As part of our training program, we regularly challenge our technicians to show us how they have progressed in their training.
We asked David, our new lab technician to prep a metallurgical sample to a final polish and then etch it to show how heat treatments affect the grain structure of a metal.
For thousands of years, metal has been heat-treated to extract performance, primarily to make it stronger. Metals are heated, shaped, and cooled repeatedly to produce the desired outcome.
In this case, we found an open-ended wrench on the ground at a local automotive junkyard (junkyards are great sources of metallurgical samples to play with). We cut the top off the wrench and David went to work.
What happens when the metal is heat-treated?
We assumed the wrench would be hardened and we would see the difference in grain structure once we etched the sample. The change on the grains would show how deep the heat treatment penetrated and what kind of change had happened.

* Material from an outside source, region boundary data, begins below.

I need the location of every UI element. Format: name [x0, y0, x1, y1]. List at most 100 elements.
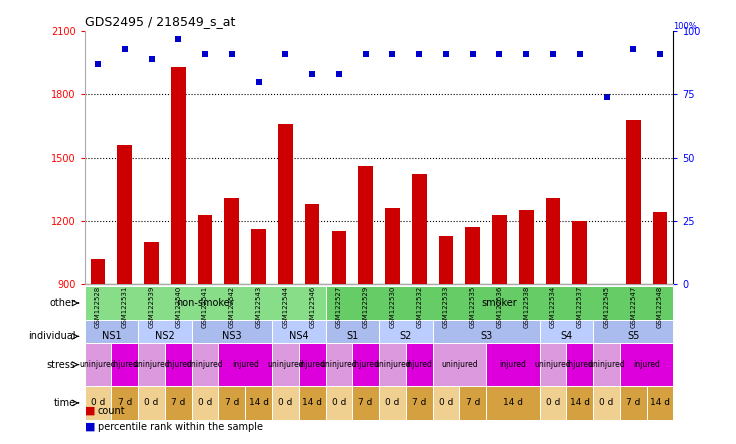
- Text: 0 d: 0 d: [278, 398, 292, 408]
- Bar: [219, 386, 245, 420]
- Text: 0 d: 0 d: [599, 398, 614, 408]
- Text: uninjured: uninjured: [267, 360, 304, 369]
- Text: S1: S1: [346, 331, 358, 341]
- Text: injured: injured: [111, 360, 138, 369]
- Bar: [567, 386, 593, 420]
- Point: [92, 60, 104, 67]
- Point: [306, 71, 318, 78]
- Bar: [379, 343, 406, 386]
- Bar: [224, 198, 239, 284]
- Bar: [272, 320, 325, 353]
- Text: 0 d: 0 d: [332, 398, 346, 408]
- Point: [333, 71, 344, 78]
- Bar: [111, 386, 138, 420]
- Bar: [299, 343, 325, 386]
- Text: smoker: smoker: [481, 298, 517, 308]
- Text: uninjured: uninjured: [441, 360, 478, 369]
- Text: 0 d: 0 d: [439, 398, 453, 408]
- Text: 7 d: 7 d: [466, 398, 480, 408]
- Text: S2: S2: [400, 331, 412, 341]
- Text: injured: injured: [299, 360, 325, 369]
- Text: 14 d: 14 d: [650, 398, 670, 408]
- Text: S5: S5: [627, 331, 640, 341]
- Bar: [433, 343, 486, 386]
- Bar: [278, 124, 293, 284]
- Bar: [331, 231, 346, 284]
- Bar: [379, 386, 406, 420]
- Text: NS4: NS4: [289, 331, 308, 341]
- Bar: [433, 386, 459, 420]
- Text: 0 d: 0 d: [144, 398, 159, 408]
- Text: NS1: NS1: [102, 331, 121, 341]
- Text: injured: injured: [353, 360, 379, 369]
- Bar: [626, 120, 640, 284]
- Bar: [111, 343, 138, 386]
- Bar: [519, 210, 534, 284]
- Point: [574, 50, 586, 57]
- Text: other: other: [50, 298, 76, 308]
- Bar: [245, 386, 272, 420]
- Point: [520, 50, 532, 57]
- Text: 7 d: 7 d: [358, 398, 373, 408]
- Bar: [593, 320, 673, 353]
- Point: [414, 50, 425, 57]
- Bar: [138, 343, 165, 386]
- Point: [360, 50, 372, 57]
- Bar: [219, 343, 272, 386]
- Text: 7 d: 7 d: [412, 398, 426, 408]
- Bar: [545, 198, 560, 284]
- Text: 14 d: 14 d: [249, 398, 269, 408]
- Bar: [305, 204, 319, 284]
- Bar: [620, 343, 673, 386]
- Bar: [191, 386, 219, 420]
- Text: uninjured: uninjured: [321, 360, 357, 369]
- Text: injured: injured: [500, 360, 526, 369]
- Text: non-smoker: non-smoker: [176, 298, 234, 308]
- Point: [119, 45, 131, 52]
- Point: [226, 50, 238, 57]
- Bar: [539, 386, 567, 420]
- Text: injured: injured: [232, 360, 258, 369]
- Bar: [459, 386, 486, 420]
- Text: individual: individual: [28, 331, 76, 341]
- Bar: [593, 343, 620, 386]
- Bar: [325, 320, 379, 353]
- Text: 7 d: 7 d: [171, 398, 185, 408]
- Point: [627, 45, 639, 52]
- Bar: [325, 343, 353, 386]
- Bar: [171, 67, 185, 284]
- Bar: [653, 213, 668, 284]
- Bar: [406, 343, 433, 386]
- Text: 0 d: 0 d: [385, 398, 400, 408]
- Text: stress: stress: [47, 360, 76, 370]
- Text: NS3: NS3: [222, 331, 241, 341]
- Bar: [465, 227, 480, 284]
- Text: GDS2495 / 218549_s_at: GDS2495 / 218549_s_at: [85, 16, 235, 28]
- Bar: [353, 343, 379, 386]
- Bar: [406, 386, 433, 420]
- Point: [494, 50, 506, 57]
- Bar: [620, 386, 647, 420]
- Text: 0 d: 0 d: [198, 398, 212, 408]
- Bar: [144, 242, 159, 284]
- Bar: [325, 386, 353, 420]
- Bar: [165, 386, 191, 420]
- Bar: [191, 343, 219, 386]
- Text: NS2: NS2: [155, 331, 175, 341]
- Text: 14 d: 14 d: [503, 398, 523, 408]
- Bar: [492, 214, 507, 284]
- Point: [146, 56, 158, 63]
- Bar: [325, 286, 673, 320]
- Point: [467, 50, 478, 57]
- Point: [199, 50, 211, 57]
- Bar: [433, 320, 539, 353]
- Point: [654, 50, 666, 57]
- Bar: [85, 320, 138, 353]
- Text: uninjured: uninjured: [374, 360, 411, 369]
- Bar: [412, 174, 427, 284]
- Bar: [385, 208, 400, 284]
- Bar: [486, 386, 539, 420]
- Text: 14 d: 14 d: [570, 398, 590, 408]
- Text: uninjured: uninjured: [187, 360, 224, 369]
- Bar: [85, 343, 111, 386]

In the image below, taken with a 5X objective, you can clearly see how far the desired heat treatment penetrated the wrench. The top thin layer is for corrosion resistance (we can assume chrome). The shading from dark to light changes as the grain structure changes. The rust-looking spots are just that, corrosion that happened as we let the polished, unprotected, wrench sit in our lab.
In the higher magnification image below, taken with a 50X objective, you can clearly see the metal grains are of a larger size closer to the surface of the wrench.
This is where the grains are most affected by the heat treatment. The grains get smaller the deeper they go.